I would love to hear some feedback about my site Polly & Crackers. We are a new T-shirt company that offers a variety of fitted, trendy T-shirts. I know we have work to do. What should we be working on first!?

Visit Polly & Crackers


----------



## alvin6661 (Dec 17, 2009)

the back ground colors are weak but the chick is hot, drop the dudes...more chicks!!!


----------



## derekwragge (Aug 2, 2008)

I agree. Less boys, more girls. She is a sexy girl! Thanks for your input


----------



## SeasonEnds (Sep 9, 2007)

I think the site is decent. The shirts are kind of cool. I'm not too sure what is going on with the headers. Try selling them in Wilmington on a weekend in the streets and see how it goes. I miss that place!


----------



## camppos (Feb 18, 2011)

I like it! =)


----------



## PollynCrackers (Jan 28, 2010)

Thanks, I appreciate your input! We have sold at two festivals and have done well.


----------



## ndcdzine (Jun 16, 2012)

I like it, it's nice and simple and goes with the shirt designs. The little bubble at the top doesn't play well with my resolution though; it does not move with everything else.


----------



## derekwragge (Aug 2, 2008)

Thanks! I'll work on changing that bubble so it scrolls. I really appreciate your feedback!


----------



## beanie357 (Mar 27, 2011)

Could navigate around nicely. Quickly as well. Did not get lost
USPS obvious
Art selection. Your niche.
Size chart good
Fitted shirts hit your target obviously

Fairly nice for ur niche


----------



## printingray (Apr 4, 2012)

Hi, Your site title tag is pretty annoying dear ! You write " P&C: " this is anti search engines, i thinks you understand. Overall your site is good with good looking and eye catching t-shirts designs.


----------



## brenden (Dec 11, 2008)

" legit brand of slightly inappropriate shirts"  Interesting "About" and quite entertaining which I think is great!

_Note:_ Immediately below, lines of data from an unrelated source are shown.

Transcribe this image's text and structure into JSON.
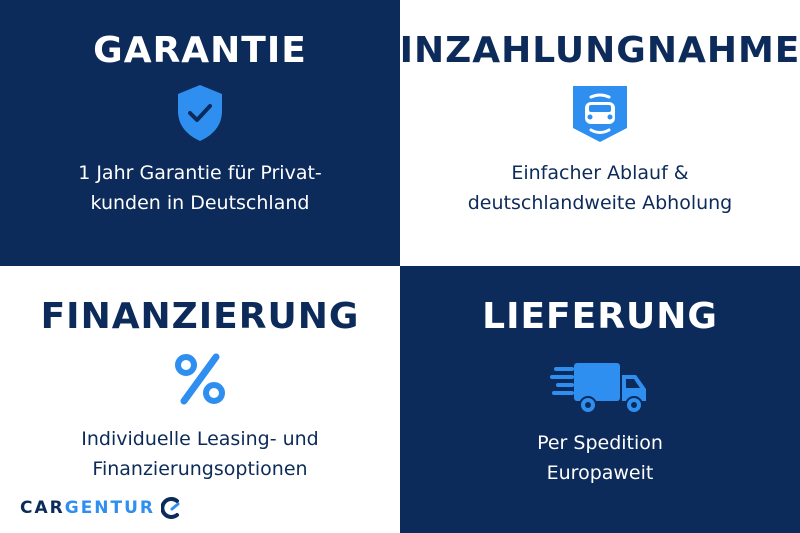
{
  "colors": {
    "navy": "#0c2b5a",
    "accent": "#2e8ff0",
    "white": "#ffffff"
  },
  "tiles": [
    {
      "title": "GARANTIE",
      "icon": "shield-check-icon",
      "lines": [
        "1 Jahr Garantie für Privat-",
        "kunden in Deutschland"
      ]
    },
    {
      "title": "INZAHLUNGNAHME",
      "icon": "car-badge-icon",
      "lines": [
        "Einfacher Ablauf &",
        "deutschlandweite Abholung"
      ]
    },
    {
      "title": "FINANZIERUNG",
      "icon": "percent-icon",
      "lines": [
        "Individuelle Leasing- und",
        "Finanzierungsoptionen"
      ]
    },
    {
      "title": "LIEFERUNG",
      "icon": "delivery-truck-icon",
      "lines": [
        "Per Spedition",
        "Europaweit"
      ]
    }
  ],
  "logo": {
    "part1": "CAR",
    "part2": "GENTUR"
  }
}
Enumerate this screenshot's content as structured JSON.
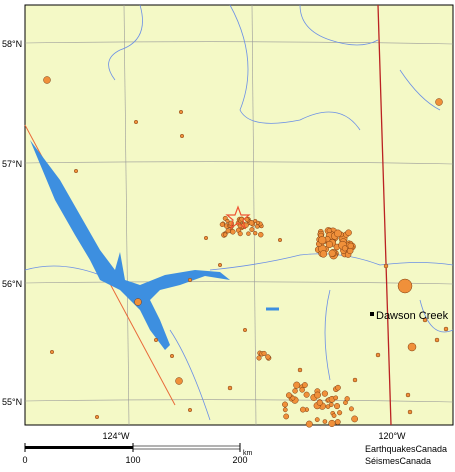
{
  "map": {
    "lat_labels": [
      "58°N",
      "57°N",
      "56°N",
      "55°N"
    ],
    "lon_labels": [
      "124°W",
      "120°W"
    ],
    "city": "Dawson Creek",
    "scale": {
      "ticks": [
        "0",
        "100",
        "200"
      ],
      "unit": "km"
    },
    "credit": [
      "EarthquakesCanada",
      "SéismesCanada"
    ]
  }
}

I think your site is good. Easy to navigate, easy to see product details, and I like the style. Has a retro feel about it which seems to match your quirky brand. And you have an awesome Facebook following so congratulations!!


----------



## EGS (Apr 20, 2010)

I think your site, concept, and product is AWESOME! All a product like yours needs is to be seen in the right place at the right time to take off like a fire storm if it already has not.

The design of the site is quirk and funky just like the shirts. I like.

Everything is deserving of criticism as nothing is perfect. If I had to give any, I would say that I would like to see more designs.

Approx 15 shirts to choose from is not much of a selection. It's like going to a garage sale. If there is not a lot out there we don't stop and shop. If there is a bunch out there we get out and browse.

Invest in more designs. Fresh, funky, and random.

Great job. Thanks for letting us be a part of your story.


----------